Si consideri, ad esempio, quel bambino che sta entrando nell’adolescenza ed è dominato dalle sue insicurezze e dalla paura di essere rifiutato quando inizia il liceo. Se ha genitori che sanno come coltivare in lui le capacità di sicurezza personale e lo guidano a razionalizzare le sue paure e migliorare i suoi punti di forza, quel bambino ridurrà la sua ansia sociale.

Un’educazione e un’educazione sensibile, sicura, stimolante e capace per favorire una buona autostima nel bambino, possono attutire lo sviluppo della timidezza e del gene che è in lui presente.

Donna che fa terapia psicologica chiedendosi perché sono timido
La terapia cognitivo comportamentale può aiutarci a superare la timidezza e le fobie sociali.

3. La timidezza è interiorizzazione e paura eccessiva

Oltre ai geni e al background familiare, c’è un terzo elemento che alimenta le radici della timidezza, ed è l’eccessiva paura.

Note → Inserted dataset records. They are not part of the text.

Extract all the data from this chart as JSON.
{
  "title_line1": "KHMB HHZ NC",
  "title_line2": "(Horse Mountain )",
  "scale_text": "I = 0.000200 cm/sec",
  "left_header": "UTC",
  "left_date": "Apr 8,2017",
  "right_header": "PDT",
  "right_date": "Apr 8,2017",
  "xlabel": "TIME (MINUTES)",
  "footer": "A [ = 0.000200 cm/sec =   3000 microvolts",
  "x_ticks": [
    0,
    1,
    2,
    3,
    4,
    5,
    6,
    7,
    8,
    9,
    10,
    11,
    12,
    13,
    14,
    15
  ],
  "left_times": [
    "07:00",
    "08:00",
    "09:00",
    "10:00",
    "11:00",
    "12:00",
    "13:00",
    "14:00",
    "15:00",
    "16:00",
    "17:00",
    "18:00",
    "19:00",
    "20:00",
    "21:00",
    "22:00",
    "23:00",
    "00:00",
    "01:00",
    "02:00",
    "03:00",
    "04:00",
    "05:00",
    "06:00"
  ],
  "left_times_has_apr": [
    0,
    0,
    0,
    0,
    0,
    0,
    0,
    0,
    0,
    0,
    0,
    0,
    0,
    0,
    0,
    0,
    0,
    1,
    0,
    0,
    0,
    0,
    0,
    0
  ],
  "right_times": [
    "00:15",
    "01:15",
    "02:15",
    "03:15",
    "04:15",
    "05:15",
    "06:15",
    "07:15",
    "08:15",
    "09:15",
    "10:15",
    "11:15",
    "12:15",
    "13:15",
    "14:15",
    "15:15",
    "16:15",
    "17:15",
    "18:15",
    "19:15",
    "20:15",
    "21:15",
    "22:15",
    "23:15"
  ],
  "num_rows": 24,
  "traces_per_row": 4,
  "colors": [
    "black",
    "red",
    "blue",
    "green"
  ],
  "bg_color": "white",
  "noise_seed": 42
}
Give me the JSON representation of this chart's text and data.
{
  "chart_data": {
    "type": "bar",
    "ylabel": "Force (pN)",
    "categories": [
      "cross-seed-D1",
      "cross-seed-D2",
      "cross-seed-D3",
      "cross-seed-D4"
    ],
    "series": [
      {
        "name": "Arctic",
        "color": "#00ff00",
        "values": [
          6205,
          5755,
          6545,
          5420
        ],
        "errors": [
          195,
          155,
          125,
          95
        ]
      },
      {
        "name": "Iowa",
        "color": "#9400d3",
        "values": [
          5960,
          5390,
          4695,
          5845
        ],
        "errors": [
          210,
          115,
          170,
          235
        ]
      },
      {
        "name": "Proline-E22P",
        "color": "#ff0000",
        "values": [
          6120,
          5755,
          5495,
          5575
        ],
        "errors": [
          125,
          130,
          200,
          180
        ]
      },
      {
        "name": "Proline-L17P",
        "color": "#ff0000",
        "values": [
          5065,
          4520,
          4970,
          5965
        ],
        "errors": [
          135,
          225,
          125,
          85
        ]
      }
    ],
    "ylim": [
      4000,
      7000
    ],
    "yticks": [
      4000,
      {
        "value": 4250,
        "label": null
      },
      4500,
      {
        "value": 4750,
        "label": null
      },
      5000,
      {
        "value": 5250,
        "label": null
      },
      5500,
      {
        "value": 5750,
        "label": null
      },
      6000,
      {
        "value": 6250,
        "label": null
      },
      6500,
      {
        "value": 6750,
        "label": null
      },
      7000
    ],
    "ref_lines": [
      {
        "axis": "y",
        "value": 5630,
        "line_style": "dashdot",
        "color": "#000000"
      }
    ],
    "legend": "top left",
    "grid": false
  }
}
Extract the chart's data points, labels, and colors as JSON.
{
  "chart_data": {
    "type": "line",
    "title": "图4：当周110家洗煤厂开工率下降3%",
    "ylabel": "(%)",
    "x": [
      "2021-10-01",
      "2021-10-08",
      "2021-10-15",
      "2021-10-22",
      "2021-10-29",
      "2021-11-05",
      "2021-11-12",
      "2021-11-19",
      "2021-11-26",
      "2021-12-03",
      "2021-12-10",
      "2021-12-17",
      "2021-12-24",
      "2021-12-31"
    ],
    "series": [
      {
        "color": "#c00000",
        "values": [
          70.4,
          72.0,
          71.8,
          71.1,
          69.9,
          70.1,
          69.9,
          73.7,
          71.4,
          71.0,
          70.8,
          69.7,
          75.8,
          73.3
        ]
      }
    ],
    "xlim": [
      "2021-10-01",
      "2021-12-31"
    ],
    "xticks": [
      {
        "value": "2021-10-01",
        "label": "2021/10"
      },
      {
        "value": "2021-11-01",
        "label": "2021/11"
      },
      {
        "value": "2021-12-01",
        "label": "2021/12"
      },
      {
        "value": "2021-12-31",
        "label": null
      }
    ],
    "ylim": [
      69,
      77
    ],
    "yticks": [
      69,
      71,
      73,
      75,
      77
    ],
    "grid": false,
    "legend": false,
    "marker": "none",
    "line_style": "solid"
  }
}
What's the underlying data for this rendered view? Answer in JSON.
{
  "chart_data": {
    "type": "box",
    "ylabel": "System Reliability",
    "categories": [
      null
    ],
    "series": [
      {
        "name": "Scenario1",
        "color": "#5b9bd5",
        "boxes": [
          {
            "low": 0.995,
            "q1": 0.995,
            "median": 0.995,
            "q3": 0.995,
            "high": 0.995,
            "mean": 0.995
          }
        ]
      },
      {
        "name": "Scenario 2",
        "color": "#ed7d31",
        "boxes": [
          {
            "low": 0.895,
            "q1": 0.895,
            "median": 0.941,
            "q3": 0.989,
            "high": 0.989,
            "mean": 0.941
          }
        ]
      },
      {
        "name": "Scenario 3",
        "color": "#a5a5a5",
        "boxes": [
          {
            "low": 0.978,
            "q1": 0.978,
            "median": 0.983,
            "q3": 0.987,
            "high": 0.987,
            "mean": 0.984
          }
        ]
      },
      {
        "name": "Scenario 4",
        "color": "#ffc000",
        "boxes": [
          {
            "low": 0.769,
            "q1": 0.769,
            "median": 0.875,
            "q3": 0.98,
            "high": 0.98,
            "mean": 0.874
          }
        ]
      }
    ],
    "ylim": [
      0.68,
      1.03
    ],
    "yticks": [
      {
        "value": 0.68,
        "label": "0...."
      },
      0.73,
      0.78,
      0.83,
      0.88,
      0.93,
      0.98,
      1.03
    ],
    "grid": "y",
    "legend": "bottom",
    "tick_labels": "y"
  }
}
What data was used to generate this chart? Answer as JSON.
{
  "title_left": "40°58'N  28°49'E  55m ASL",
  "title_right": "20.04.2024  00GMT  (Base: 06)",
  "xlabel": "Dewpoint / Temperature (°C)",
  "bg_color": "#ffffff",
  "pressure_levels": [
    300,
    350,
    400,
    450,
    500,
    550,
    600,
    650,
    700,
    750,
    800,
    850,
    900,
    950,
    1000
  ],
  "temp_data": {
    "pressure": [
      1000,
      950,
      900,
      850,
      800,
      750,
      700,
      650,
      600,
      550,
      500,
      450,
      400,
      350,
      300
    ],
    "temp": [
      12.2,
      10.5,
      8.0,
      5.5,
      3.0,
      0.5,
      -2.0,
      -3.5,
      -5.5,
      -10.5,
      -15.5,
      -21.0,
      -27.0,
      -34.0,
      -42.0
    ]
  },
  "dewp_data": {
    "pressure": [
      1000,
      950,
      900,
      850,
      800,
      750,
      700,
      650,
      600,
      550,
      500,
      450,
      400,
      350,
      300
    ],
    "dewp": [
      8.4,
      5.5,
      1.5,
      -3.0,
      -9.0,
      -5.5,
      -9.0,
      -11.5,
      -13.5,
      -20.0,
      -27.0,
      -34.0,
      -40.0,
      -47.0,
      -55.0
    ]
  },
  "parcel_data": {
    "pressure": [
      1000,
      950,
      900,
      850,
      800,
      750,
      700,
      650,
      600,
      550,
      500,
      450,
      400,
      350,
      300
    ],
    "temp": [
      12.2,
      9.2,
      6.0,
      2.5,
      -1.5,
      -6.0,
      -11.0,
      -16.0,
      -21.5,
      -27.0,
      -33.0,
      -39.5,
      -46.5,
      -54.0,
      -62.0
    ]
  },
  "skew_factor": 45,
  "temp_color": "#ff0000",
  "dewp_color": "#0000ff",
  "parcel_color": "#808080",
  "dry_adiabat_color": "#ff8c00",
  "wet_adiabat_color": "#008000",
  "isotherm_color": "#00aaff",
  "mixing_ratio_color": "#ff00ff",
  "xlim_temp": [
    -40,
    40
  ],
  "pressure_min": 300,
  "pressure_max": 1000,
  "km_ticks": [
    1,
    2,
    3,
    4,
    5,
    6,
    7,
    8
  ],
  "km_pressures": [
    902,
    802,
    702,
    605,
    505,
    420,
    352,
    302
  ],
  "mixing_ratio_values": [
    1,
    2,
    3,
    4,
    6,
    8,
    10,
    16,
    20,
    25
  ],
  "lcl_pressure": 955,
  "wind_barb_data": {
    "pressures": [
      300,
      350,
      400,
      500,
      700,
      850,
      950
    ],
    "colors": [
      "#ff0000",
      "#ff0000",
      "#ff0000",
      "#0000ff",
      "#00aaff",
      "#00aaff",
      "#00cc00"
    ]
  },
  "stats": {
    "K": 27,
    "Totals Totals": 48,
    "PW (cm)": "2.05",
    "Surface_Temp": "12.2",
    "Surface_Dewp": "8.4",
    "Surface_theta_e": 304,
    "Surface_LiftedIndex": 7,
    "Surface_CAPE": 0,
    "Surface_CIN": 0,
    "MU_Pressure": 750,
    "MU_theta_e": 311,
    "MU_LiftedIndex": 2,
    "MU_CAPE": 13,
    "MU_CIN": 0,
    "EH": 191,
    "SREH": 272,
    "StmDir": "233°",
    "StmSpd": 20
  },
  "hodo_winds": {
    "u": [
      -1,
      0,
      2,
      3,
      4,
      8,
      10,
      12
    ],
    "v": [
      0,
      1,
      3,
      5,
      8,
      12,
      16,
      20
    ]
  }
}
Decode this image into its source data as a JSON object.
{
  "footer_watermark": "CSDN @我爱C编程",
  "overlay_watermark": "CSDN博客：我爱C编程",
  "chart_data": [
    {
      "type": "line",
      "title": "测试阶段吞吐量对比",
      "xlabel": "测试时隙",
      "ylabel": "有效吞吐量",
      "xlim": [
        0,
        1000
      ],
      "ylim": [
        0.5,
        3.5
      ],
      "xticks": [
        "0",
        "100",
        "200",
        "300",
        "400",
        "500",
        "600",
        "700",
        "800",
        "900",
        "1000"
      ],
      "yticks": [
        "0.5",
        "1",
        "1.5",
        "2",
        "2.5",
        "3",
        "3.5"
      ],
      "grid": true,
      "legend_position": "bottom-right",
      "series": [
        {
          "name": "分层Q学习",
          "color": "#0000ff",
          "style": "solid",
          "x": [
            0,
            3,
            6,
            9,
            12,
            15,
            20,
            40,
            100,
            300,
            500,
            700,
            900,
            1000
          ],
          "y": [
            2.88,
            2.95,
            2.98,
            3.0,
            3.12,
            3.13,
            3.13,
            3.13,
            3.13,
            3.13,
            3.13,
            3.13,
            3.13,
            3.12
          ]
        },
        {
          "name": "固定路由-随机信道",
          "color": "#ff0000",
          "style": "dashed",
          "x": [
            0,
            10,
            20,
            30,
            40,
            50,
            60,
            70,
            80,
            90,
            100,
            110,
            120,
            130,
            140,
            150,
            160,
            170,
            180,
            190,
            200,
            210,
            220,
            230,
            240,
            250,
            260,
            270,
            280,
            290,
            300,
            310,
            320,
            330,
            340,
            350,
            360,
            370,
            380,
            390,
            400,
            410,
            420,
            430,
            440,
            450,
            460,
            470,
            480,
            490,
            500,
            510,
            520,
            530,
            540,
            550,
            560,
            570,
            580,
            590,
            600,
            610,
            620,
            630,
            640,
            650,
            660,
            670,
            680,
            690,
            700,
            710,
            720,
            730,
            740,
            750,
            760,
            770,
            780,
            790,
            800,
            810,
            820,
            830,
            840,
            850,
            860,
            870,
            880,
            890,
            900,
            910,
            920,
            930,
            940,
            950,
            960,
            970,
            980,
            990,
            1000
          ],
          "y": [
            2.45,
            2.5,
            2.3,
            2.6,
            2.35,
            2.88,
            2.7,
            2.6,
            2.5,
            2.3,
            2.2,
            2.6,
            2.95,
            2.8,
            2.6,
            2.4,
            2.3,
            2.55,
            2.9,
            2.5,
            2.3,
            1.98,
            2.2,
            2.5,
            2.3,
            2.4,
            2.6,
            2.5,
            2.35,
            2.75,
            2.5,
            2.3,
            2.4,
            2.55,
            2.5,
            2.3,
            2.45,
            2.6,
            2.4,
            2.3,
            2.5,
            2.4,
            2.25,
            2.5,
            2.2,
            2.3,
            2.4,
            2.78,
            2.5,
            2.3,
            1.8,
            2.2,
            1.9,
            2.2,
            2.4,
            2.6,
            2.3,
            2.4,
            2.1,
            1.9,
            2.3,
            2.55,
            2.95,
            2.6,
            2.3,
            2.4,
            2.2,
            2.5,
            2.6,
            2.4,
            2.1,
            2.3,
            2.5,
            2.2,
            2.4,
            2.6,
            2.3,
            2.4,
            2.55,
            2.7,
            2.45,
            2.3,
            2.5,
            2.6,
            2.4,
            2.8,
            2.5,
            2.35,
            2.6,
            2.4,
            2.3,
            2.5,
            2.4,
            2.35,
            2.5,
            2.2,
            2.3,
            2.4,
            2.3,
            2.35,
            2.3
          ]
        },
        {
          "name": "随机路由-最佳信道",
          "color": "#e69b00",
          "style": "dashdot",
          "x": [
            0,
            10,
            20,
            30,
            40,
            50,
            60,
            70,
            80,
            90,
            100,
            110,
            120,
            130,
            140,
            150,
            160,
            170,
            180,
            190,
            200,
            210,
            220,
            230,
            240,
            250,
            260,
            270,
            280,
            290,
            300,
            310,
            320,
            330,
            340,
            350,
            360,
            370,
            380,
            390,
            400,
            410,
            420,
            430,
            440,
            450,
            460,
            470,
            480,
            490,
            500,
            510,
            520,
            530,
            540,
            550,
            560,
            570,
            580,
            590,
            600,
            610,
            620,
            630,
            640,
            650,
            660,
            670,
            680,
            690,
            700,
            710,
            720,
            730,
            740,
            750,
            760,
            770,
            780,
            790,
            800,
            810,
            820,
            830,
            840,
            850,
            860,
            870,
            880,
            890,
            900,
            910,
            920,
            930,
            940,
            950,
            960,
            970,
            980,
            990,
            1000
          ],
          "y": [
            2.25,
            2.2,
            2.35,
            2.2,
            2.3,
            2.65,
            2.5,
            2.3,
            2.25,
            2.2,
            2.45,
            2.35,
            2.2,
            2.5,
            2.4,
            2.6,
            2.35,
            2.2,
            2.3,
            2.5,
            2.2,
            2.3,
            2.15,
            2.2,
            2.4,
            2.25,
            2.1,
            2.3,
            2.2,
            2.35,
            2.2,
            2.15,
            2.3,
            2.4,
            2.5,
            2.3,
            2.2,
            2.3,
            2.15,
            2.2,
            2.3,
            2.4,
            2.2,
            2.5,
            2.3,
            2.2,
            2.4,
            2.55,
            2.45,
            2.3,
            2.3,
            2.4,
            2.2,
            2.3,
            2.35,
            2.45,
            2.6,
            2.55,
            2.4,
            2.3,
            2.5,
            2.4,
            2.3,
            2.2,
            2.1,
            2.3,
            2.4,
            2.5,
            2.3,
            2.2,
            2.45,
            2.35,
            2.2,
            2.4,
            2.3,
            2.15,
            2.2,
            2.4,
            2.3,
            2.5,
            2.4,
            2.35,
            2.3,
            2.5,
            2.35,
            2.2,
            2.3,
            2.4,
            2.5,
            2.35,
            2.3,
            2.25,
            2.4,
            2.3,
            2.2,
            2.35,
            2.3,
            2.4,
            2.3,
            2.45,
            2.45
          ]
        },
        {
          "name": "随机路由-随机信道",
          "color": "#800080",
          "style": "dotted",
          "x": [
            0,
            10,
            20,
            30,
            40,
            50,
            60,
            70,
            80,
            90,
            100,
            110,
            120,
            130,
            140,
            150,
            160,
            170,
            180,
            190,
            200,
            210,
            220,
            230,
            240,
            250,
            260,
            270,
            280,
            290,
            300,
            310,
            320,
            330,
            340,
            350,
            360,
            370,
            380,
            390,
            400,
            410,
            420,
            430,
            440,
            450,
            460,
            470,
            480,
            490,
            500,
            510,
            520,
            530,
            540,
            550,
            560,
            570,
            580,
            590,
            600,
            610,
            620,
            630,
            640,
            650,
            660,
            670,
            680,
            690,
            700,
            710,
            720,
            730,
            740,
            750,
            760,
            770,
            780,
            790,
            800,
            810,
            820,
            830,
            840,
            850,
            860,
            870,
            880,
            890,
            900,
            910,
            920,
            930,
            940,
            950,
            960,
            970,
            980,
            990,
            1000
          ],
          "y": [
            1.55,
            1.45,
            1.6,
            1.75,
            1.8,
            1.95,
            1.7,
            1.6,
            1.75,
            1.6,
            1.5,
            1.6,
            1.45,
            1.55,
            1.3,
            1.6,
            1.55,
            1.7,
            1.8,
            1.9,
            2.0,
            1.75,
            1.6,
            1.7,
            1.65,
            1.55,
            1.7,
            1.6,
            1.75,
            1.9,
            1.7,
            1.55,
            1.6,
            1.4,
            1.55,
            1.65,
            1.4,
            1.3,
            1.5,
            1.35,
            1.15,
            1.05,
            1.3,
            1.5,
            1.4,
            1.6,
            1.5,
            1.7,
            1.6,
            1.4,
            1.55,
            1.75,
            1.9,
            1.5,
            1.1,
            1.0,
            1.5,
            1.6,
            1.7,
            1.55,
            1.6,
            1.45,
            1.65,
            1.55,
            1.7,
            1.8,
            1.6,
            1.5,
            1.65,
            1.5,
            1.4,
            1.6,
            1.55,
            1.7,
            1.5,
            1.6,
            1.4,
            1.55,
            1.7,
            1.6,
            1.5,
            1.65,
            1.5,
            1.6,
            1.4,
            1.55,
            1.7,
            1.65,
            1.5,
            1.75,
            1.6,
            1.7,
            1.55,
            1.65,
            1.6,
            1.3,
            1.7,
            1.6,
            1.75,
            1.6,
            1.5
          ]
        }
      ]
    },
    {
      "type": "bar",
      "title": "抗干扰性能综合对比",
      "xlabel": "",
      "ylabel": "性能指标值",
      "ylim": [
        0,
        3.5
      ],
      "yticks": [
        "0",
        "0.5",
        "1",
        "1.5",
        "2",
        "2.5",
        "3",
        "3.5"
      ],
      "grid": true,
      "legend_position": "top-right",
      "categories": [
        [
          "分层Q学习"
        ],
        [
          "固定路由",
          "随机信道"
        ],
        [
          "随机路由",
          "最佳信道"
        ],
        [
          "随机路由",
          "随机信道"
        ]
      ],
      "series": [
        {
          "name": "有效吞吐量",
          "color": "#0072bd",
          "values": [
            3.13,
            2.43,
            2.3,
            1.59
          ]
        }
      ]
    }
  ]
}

Lavori di ricerca come quelli condotti dalla dott.ssa Nancy Eisenberg evidenziano che questa personalità è correlata a un’interiorizzazione delle emozioni negative. È qualcosa che si manifesta già nell’infanzia e che, se non affrontato, si intensifica.

I bambini timidi vogliono essere coinvolti in situazioni sociali, giocare con i loro coetanei, sperimentare e aprirsi al mondo. Lo vogliono con tutte le loro forze, ma non possono. Perché la paura sociale li supera e inibisce ogni approccio e contatto con le nuove situazioni e con le persone.

La paura di essere giudicati, criticati, la paura di sbagliare, di esporsi e di vergognarsi si interiorizzano intensamente in loro. E soffrono, hanno difficoltà a non avere uno strumento per far fronte alla paura. Pertanto, quando in età adulta ci chiediamo “perché sono timido” è bene guardarsi dentro e prendere una decisione.

Se crediamo che la vita ci sfugga a causa delle nostre paure, se stiamo perdendo opportunità di lavoro e vorremmo conoscere più persone, facciamolo.

È necessario razionalizzare tutte quelle emozioni negative che ci attanagliano e ci tagliano le ali. Esistono tecniche psicologiche che ci permetteranno di gestire la timidezza e l’ansia sociale. Non esitiamo a fare quel passo se ne abbiamo bisogno.